Simple format pattern

The simple format pattern is calculated in the same way as the format pattern, except that it removes consecutive repeated format characters after the first one.

Format pattern examples

Value Format Simple format
MNOPQ3344ZZ AAAAA9999AA A9A
SK10 2ED AA99S9AA A9SA
1-888-397-3742 9-999-999-9999 9-9-9-9
test@gmail.com AAAA@AAAAA.AAA A@A.A
($250) (€999) (€9)
H&J Ltd. A#ASAAA. A#ASA.
{1/2}34 (9/9)99 (9/9)9

Outliers calculation

An outlier is a value that appears to deviate markedly from other members of the sample in which it occurs. For data, it is a value which has an unusual attribute or characteristic, for example:

  • An unusually large salary amount in the HR system
  • A very frequently occurring postcode in the "goods returned" system
  • A strangely-formatted product code in the sales system.

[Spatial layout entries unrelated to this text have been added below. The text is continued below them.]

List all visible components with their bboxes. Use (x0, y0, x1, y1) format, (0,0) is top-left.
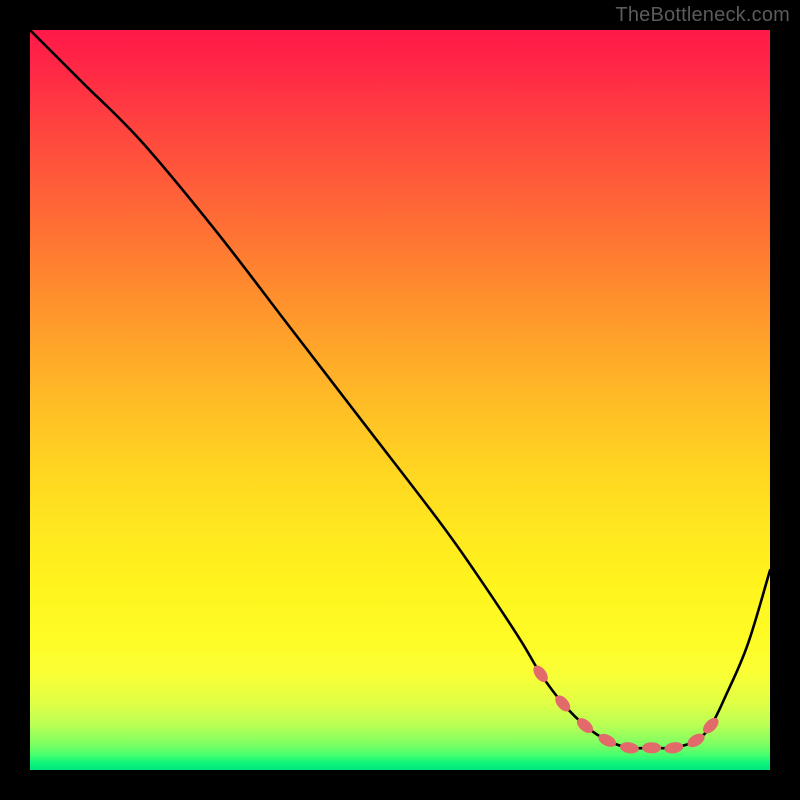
optimal-dot (664, 741, 685, 755)
optimal-dot (619, 741, 640, 755)
optimal-dot (642, 742, 661, 753)
watermark-text: TheBottleneck.com (615, 4, 790, 27)
chart-frame: TheBottleneck.com (0, 0, 800, 800)
optimal-dot (596, 731, 618, 749)
optimal-dot (700, 715, 721, 736)
chart-overlay-svg (30, 30, 770, 770)
optimal-range-dots (531, 663, 722, 755)
optimal-dot (531, 663, 551, 685)
bottleneck-curve (30, 30, 770, 748)
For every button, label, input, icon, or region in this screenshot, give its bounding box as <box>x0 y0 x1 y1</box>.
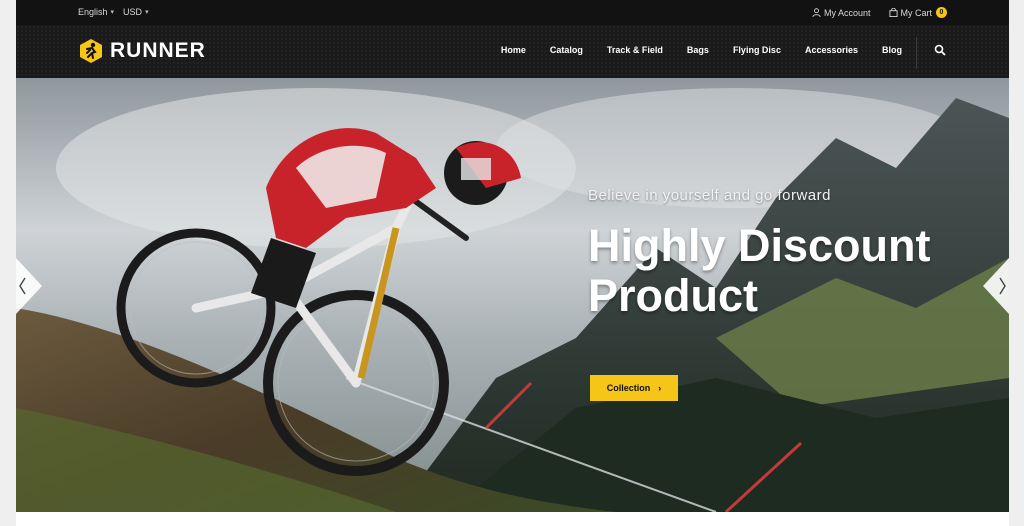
search-icon[interactable] <box>934 44 946 56</box>
runner-logo-icon <box>80 39 102 63</box>
top-bar: English ▾ USD ▾ My Account My Cart 0 <box>16 0 1009 25</box>
my-cart-link[interactable]: My Cart 0 <box>888 7 947 18</box>
cart-count-badge: 0 <box>936 7 947 18</box>
hero-headline: Highly Discount Product <box>588 220 931 321</box>
main-nav: Home Catalog Track & Field Bags Flying D… <box>501 45 902 55</box>
chevron-down-icon: ▾ <box>145 9 149 16</box>
nav-divider <box>916 37 917 69</box>
nav-item-accessories[interactable]: Accessories <box>805 45 858 55</box>
slider-next-button[interactable] <box>983 258 1009 314</box>
language-label: English <box>78 7 108 17</box>
nav-item-flying-disc[interactable]: Flying Disc <box>733 45 781 55</box>
collection-button[interactable]: Collection › <box>590 375 678 401</box>
nav-item-track-field[interactable]: Track & Field <box>607 45 663 55</box>
brand-name: RUNNER <box>110 39 206 62</box>
nav-item-home[interactable]: Home <box>501 45 526 55</box>
nav-item-bags[interactable]: Bags <box>687 45 709 55</box>
currency-selector[interactable]: USD ▾ <box>123 7 149 17</box>
chevron-right-icon: › <box>658 383 662 393</box>
hero-tagline: Believe in yourself and go forward <box>588 187 831 204</box>
nav-item-catalog[interactable]: Catalog <box>550 45 583 55</box>
user-icon <box>812 8 821 17</box>
collection-button-label: Collection <box>606 383 651 393</box>
nav-item-blog[interactable]: Blog <box>882 45 902 55</box>
my-account-link[interactable]: My Account <box>812 8 871 18</box>
bag-icon <box>888 8 898 17</box>
language-selector[interactable]: English ▾ <box>78 7 114 17</box>
logo[interactable]: RUNNER <box>78 38 206 64</box>
my-account-label: My Account <box>823 7 871 18</box>
chevron-down-icon: ▾ <box>110 9 115 16</box>
currency-label: USD <box>123 7 143 17</box>
my-cart-label: My Cart <box>900 7 933 18</box>
main-header: RUNNER Home Catalog Track & Field Bags F… <box>16 25 1009 78</box>
slider-prev-button[interactable] <box>16 258 42 314</box>
hero-slider: Believe in yourself and go forward Highl… <box>16 78 1009 512</box>
page-frame: English ▾ USD ▾ My Account My Cart 0 RUN… <box>16 0 1009 526</box>
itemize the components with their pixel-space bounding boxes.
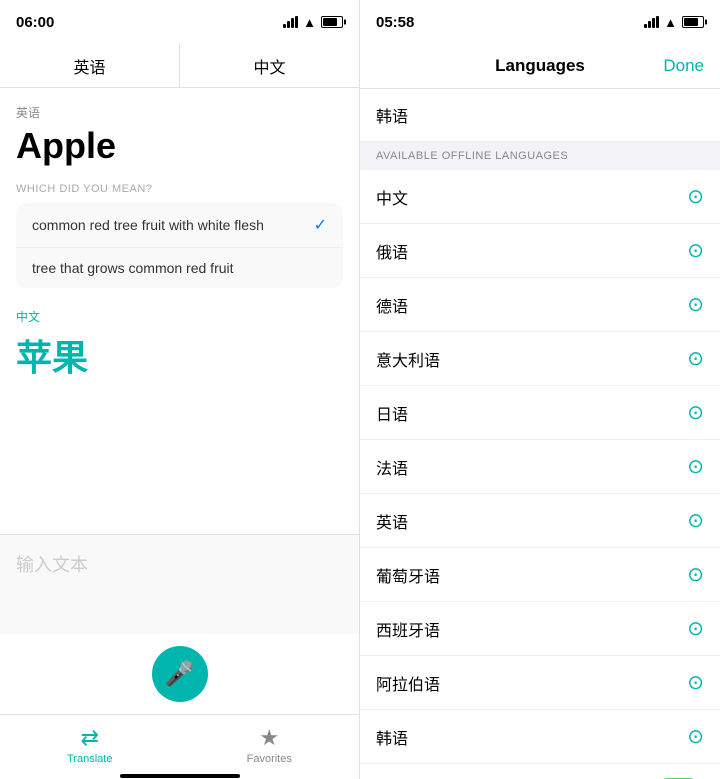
language-tabs: 英语 中文 <box>0 44 359 88</box>
language-list: 韩语 AVAILABLE OFFLINE LANGUAGES 中文 ⊙ 俄语 ⊙… <box>360 89 720 779</box>
input-area[interactable]: 输入文本 <box>0 534 359 634</box>
right-title: Languages <box>495 56 585 76</box>
lang-item-0[interactable]: 中文 ⊙ <box>360 170 720 224</box>
nav-translate-label: Translate <box>67 753 112 765</box>
lang-name-5: 法语 <box>376 455 408 479</box>
nav-favorites[interactable]: ★ Favorites <box>180 715 360 774</box>
right-signal-icon <box>644 16 659 28</box>
lang-name-4: 日语 <box>376 401 408 425</box>
signal-icon <box>283 16 298 28</box>
suggestion-text-0: common red tree fruit with white flesh <box>32 217 264 233</box>
lang-name-3: 意大利语 <box>376 347 440 371</box>
top-language-item[interactable]: 韩语 <box>360 89 720 142</box>
lang-item-5[interactable]: 法语 ⊙ <box>360 440 720 494</box>
download-icon-7[interactable]: ⊙ <box>687 562 704 587</box>
suggestion-text-1: tree that grows common red fruit <box>32 260 234 276</box>
right-time: 05:58 <box>376 14 414 31</box>
lang-name-1: 俄语 <box>376 239 408 263</box>
mic-button[interactable]: 🎤 <box>152 646 208 702</box>
download-icon-5[interactable]: ⊙ <box>687 454 704 479</box>
download-icon-9[interactable]: ⊙ <box>687 670 704 695</box>
home-bar <box>120 774 240 778</box>
lang-item-6[interactable]: 英语 ⊙ <box>360 494 720 548</box>
nav-translate[interactable]: ⇄ Translate <box>0 715 180 774</box>
lang-name-6: 英语 <box>376 509 408 533</box>
target-lang-label: 中文 <box>16 308 343 325</box>
right-wifi-icon: ▲ <box>664 15 677 30</box>
star-icon: ★ <box>259 725 279 751</box>
right-header: Languages Done <box>360 44 720 89</box>
lang-item-1[interactable]: 俄语 ⊙ <box>360 224 720 278</box>
offline-section-header: AVAILABLE OFFLINE LANGUAGES <box>360 142 720 170</box>
lang-name-7: 葡萄牙语 <box>376 563 440 587</box>
lang-item-2[interactable]: 德语 ⊙ <box>360 278 720 332</box>
wifi-icon: ▲ <box>303 15 316 30</box>
translate-icon: ⇄ <box>81 725 99 751</box>
download-icon-2[interactable]: ⊙ <box>687 292 704 317</box>
lang-name-2: 德语 <box>376 293 408 317</box>
bottom-nav: ⇄ Translate ★ Favorites <box>0 714 359 774</box>
tab-chinese[interactable]: 中文 <box>180 44 359 87</box>
lang-item-10[interactable]: 韩语 ⊙ <box>360 710 720 764</box>
download-icon-8[interactable]: ⊙ <box>687 616 704 641</box>
tab-english[interactable]: 英语 <box>0 44 180 87</box>
download-icon-3[interactable]: ⊙ <box>687 346 704 371</box>
lang-name-10: 韩语 <box>376 725 408 749</box>
right-status-bar: 05:58 ▲ <box>360 0 720 44</box>
source-word: Apple <box>16 125 343 167</box>
suggestion-check-0: ✓ <box>314 215 327 235</box>
lang-item-3[interactable]: 意大利语 ⊙ <box>360 332 720 386</box>
lang-name-0: 中文 <box>376 185 408 209</box>
lang-item-4[interactable]: 日语 ⊙ <box>360 386 720 440</box>
which-did-you-mean-label: WHICH DID YOU MEAN? <box>16 183 343 195</box>
left-status-bar: 06:00 ▲ <box>0 0 359 44</box>
suggestions-list: common red tree fruit with white flesh ✓… <box>16 203 343 288</box>
download-icon-6[interactable]: ⊙ <box>687 508 704 533</box>
auto-detect-row: Automatic Detection <box>360 764 720 779</box>
suggestion-item-1[interactable]: tree that grows common red fruit <box>16 248 343 288</box>
translate-content: 英语 Apple WHICH DID YOU MEAN? common red … <box>0 88 359 534</box>
mic-area: 🎤 <box>0 634 359 714</box>
target-word: 苹果 <box>16 329 343 381</box>
mic-icon: 🎤 <box>165 660 195 689</box>
right-status-icons: ▲ <box>644 15 704 30</box>
download-icon-10[interactable]: ⊙ <box>687 724 704 749</box>
download-icon-0[interactable]: ⊙ <box>687 184 704 209</box>
lang-name-9: 阿拉伯语 <box>376 671 440 695</box>
left-time: 06:00 <box>16 14 54 31</box>
left-panel: 06:00 ▲ 英语 中文 英语 Apple WHICH DID YOU M <box>0 0 360 779</box>
left-status-icons: ▲ <box>283 15 343 30</box>
lang-item-8[interactable]: 西班牙语 ⊙ <box>360 602 720 656</box>
lang-name-8: 西班牙语 <box>376 617 440 641</box>
top-language-text: 韩语 <box>376 103 408 127</box>
lang-item-9[interactable]: 阿拉伯语 ⊙ <box>360 656 720 710</box>
source-lang-label: 英语 <box>16 104 343 121</box>
download-icon-4[interactable]: ⊙ <box>687 400 704 425</box>
right-panel: 05:58 ▲ Languages Done 韩语 AVAILABLE OFFL… <box>360 0 720 779</box>
suggestion-item-0[interactable]: common red tree fruit with white flesh ✓ <box>16 203 343 248</box>
lang-item-7[interactable]: 葡萄牙语 ⊙ <box>360 548 720 602</box>
download-icon-1[interactable]: ⊙ <box>687 238 704 263</box>
nav-favorites-label: Favorites <box>247 753 292 765</box>
home-indicator <box>0 774 359 779</box>
input-placeholder: 输入文本 <box>16 551 88 577</box>
battery-icon <box>321 16 343 28</box>
done-button[interactable]: Done <box>663 56 704 76</box>
right-battery-icon <box>682 16 704 28</box>
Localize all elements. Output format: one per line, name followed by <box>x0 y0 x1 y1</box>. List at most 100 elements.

The Outliers profile attributes in Data Studio highlight values which are very different from the average (mean or expected) value in some way:

  • Key check (column values are unique)
  • Rare or frequent values
  • Short or long values
  • Missing values (rare nulls)
  • Low or high amounts (numeric values)
  • Rare formats
  • (is a) sequence

For characteristics based on the relative sizes of a set of values, Data Studio uses a statistical calculation based on standard deviations and the average. The outliers statistics will highlight values which are at the extremes of a normal distribution curve, in other words those occurring no more than twice per thousand values.

For characteristics based on a single statistic, Data Studio uses a threshold value of rarity threshold of less than one in 1000 to determine whether something unusual is present. Records whose values are more than 3.3 standard deviations (the SD tolerance) above or below the average (mean) value are rare/high/low.

Some outlier statistics require at least two unique values to be present in the data set to ever return 'Yes'.

Suggest validation rules from Profile results

Profile statistics can be quickly converted into validation rulesusing the Suggest validation rules action. Selecting this action will bring up a list of suggested rules for each profiled column of data.

Once all rules and settings have been applied, a new Workflow will be automatically created containing a Validate step with the rules, which can be further edited if required.

Customize the Profile output

The statistical columns included and the order they appear in can be updated. Go to Step settings > Profile step settings and configure as required.

To define your own profile statistics, click Add attribute and select a Function. The value type returned by the Function determines the statistical column options:

  • Boolean (true/false). For example: 'Equals' can calculate the Count and Frequency
  • Numeric. For example: 'Length' can calculate the Total, Average, Minimum and Maximum

These calculated Profile columns can then be re-ordered/removed just like the standard Profile columns.

A pre-set created in the 'System space' will be availble to select in all Spaces.

Setting a default Profile output

You can set one of your Profile step settings as the Default profile preset for the Space. The default will be automatically selected when profiling data, which will be Core statistics if nothing has been set.

The User-defined default within a Space will take priority over a default set in the 'System space'.

Quick Profile

Any Dataset or View can be profiled in two clicks by right-clicking on it (or selecting the Actions menu) in the list screen and selecting Profile. This will include all columns in the table and use the default profile preset statistics.